Jean marc Ayrault, président du groupe socialiste, a parlé le premier. C'est maintenant au tour de François Fillon, le premier ministre. Nous, photographes, sommes placés dans les tribunes latérales, les guignols comme on appelle ça...oui, les guignols...ce nom m'a toujours amusé. Il s'agit des tribunes qui se trouvent de part et d'autre de là où se tient le président, face à l'hémicycle. Je suis tout au bord. Juste à côté d'un député ump qui crie et éructe à chaque phrase de l'orateur. Lorsque je me retourne, je vois que son voisin immédiat dort. Je me demande comment il fait. Photographier à l'assemblée, est périlleux. On peut s'endormir aussi. Rester trop longtemps sur un personnage et rater une action qui se déroule ailleurs. L'oeil rivé dans le cadre de mon téléobjectif, j'entends parfois les déclenchements de mes confréres à côté de moi. Je me dit alors : "ouh là, qu'est ce qui se passe?" Je lève le nez. Je les regarde puis la salle en direction des objectifs. Je vois un ministre qui parle à un autre. Un député qui s'est levé et vient hurler à la face d'un autre. Petites scènes de la vie parlementaire qui nous font voyager dans le temps. Ces attitudes sont éternelles. Je les retrouve dans les dessins de Daumier ou les photos de Erich Salomon. J'aime l'idée que les républiques changent mais pas les moeurs parlementaires. On pourra s'en révolter ou s'en émouvoir. Je préfère en rire plutôt que d'en pleurer.   
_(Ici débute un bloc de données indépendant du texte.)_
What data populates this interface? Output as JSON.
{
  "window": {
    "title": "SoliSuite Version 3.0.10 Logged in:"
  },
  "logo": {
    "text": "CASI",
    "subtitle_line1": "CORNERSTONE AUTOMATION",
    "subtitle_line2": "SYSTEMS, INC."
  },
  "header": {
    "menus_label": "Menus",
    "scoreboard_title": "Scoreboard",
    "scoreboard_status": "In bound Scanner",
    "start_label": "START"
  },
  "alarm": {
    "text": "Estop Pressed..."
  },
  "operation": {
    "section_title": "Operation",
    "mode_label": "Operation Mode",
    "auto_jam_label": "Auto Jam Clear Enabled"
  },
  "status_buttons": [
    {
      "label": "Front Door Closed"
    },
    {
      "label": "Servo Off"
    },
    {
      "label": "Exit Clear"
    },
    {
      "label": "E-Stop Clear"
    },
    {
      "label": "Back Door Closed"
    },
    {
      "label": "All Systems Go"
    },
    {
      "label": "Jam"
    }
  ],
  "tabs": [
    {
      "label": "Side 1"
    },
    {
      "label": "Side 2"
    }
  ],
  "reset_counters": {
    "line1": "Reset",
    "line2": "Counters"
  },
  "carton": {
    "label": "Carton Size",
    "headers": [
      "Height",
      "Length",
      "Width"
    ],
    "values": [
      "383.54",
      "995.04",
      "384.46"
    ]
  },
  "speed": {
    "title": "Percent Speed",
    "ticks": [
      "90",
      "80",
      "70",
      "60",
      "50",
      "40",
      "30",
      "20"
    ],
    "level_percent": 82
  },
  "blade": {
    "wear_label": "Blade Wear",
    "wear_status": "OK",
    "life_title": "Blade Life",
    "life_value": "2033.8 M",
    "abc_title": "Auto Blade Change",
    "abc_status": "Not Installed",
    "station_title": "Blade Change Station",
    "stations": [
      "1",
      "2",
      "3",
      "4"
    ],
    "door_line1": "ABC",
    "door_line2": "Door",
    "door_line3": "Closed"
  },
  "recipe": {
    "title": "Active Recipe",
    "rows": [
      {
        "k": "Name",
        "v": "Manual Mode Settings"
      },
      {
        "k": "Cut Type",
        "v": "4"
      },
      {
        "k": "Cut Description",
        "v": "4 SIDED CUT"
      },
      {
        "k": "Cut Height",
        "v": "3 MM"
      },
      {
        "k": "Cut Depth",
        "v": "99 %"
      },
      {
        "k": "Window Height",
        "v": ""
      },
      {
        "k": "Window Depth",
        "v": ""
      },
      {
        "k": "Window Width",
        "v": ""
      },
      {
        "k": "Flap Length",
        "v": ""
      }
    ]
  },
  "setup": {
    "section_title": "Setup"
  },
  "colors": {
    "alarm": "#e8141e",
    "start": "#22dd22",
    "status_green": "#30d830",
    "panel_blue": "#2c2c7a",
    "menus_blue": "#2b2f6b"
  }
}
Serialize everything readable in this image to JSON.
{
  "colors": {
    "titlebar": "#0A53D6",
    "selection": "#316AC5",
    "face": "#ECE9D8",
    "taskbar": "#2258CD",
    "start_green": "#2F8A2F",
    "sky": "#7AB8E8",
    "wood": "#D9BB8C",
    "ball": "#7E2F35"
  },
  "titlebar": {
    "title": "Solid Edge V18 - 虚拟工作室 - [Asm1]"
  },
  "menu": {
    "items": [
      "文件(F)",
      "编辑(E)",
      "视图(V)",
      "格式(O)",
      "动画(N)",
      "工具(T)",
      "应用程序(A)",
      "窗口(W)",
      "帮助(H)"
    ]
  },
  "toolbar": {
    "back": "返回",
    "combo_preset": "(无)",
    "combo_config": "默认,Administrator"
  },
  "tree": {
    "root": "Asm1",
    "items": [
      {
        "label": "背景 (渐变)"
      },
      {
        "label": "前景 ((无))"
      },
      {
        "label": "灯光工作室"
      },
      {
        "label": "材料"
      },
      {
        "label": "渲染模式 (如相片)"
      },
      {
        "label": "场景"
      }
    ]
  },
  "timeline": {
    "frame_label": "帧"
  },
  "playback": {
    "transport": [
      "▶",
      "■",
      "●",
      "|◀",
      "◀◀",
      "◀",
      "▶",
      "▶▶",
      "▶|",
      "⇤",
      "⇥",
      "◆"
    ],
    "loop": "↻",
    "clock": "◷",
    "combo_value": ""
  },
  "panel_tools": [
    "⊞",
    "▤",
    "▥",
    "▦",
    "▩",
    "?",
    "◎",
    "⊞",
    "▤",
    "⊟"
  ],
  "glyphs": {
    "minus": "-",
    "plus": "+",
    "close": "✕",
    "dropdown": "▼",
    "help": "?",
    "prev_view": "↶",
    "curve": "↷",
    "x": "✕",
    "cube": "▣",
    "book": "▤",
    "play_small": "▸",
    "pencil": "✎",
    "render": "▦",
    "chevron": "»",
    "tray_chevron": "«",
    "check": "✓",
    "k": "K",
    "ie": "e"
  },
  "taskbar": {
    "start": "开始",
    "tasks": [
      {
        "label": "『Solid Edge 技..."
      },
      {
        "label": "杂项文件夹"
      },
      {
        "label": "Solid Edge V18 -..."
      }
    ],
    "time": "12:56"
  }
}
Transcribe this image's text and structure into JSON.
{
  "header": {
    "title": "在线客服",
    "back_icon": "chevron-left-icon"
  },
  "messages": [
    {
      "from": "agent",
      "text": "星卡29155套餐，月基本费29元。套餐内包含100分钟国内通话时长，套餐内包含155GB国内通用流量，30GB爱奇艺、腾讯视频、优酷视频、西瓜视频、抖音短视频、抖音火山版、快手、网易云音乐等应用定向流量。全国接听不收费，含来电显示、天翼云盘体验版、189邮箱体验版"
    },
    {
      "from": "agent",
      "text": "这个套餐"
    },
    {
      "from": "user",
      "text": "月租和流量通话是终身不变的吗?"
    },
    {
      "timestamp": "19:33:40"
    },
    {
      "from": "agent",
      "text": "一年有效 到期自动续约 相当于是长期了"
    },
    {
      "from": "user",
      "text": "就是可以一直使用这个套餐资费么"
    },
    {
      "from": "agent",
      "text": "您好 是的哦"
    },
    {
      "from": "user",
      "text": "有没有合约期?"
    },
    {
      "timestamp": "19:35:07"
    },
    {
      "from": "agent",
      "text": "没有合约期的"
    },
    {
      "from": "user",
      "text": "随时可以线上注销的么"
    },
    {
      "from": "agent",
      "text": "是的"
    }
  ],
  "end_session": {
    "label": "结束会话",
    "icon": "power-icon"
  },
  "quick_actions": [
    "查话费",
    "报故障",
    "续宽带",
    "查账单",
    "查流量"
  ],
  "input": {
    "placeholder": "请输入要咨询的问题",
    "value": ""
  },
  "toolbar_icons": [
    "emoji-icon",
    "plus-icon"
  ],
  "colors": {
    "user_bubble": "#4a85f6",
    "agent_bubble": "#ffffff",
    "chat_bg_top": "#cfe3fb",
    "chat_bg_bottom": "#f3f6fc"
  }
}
Le premier ministre parle. Il déroule son discours brillamment. Il justifie, il invective. Il se tourne vers sa majorité. Il se tourne vers l'opposition. Je suis complètement de côté. Son visage ne m'apparaît que par instant.
Je photographie les gestes qui accompagnent les phrases. Les rictus qui apparaissent au bon mot. Le premier ministre cherche l'approbation des députés de son camp dans les moments de pause.
Je remarque qu'il perd sa voix au fur et à mesure de son allocution. Les intonations se font moins fortes, moins percutantes. Le son enroué me met mal à l'aise. Je vois le verre d'eau que l'huissier à posé a côté de lui lors de sa montée à la tribune. Il ne sen sert pas. Il ne boira à aucun moment. Je me dis pourtant qu'il pourrait. Un instant, il pourrait s'en saisir, profitant du désordre causé par les députés à la fin d'une phrase. Mais non. Le verre reste là pendant que sa voix s'en va.
Le discours se termine. Les dernières phrases, celles que nous reconnaissons lorsqu'elles sont prononcées. Il à fini. L'opposition crie. La majorité applaudit. Le premier ministre baisse la tête. Le travail est fait. Il remet ses lunettes dans sa poche et se penche vers le verre d'eau. Il le prend et le boit d'un trait. Je me concentre sur ce moment là. Je le bois avec lui. L'homme à dut souffrir. Cette voix qui lui à fait défaut, cette gorge qui se dérobait. Ces faiblesses me rassurent à nouveau.
Le verre d'eau était un remède à la gêne qu'il ressentait, y céder eut été un aveu de faiblesse. Pas question de montrer cela aux adversaires.
J'ai compris cela aujourd'hui.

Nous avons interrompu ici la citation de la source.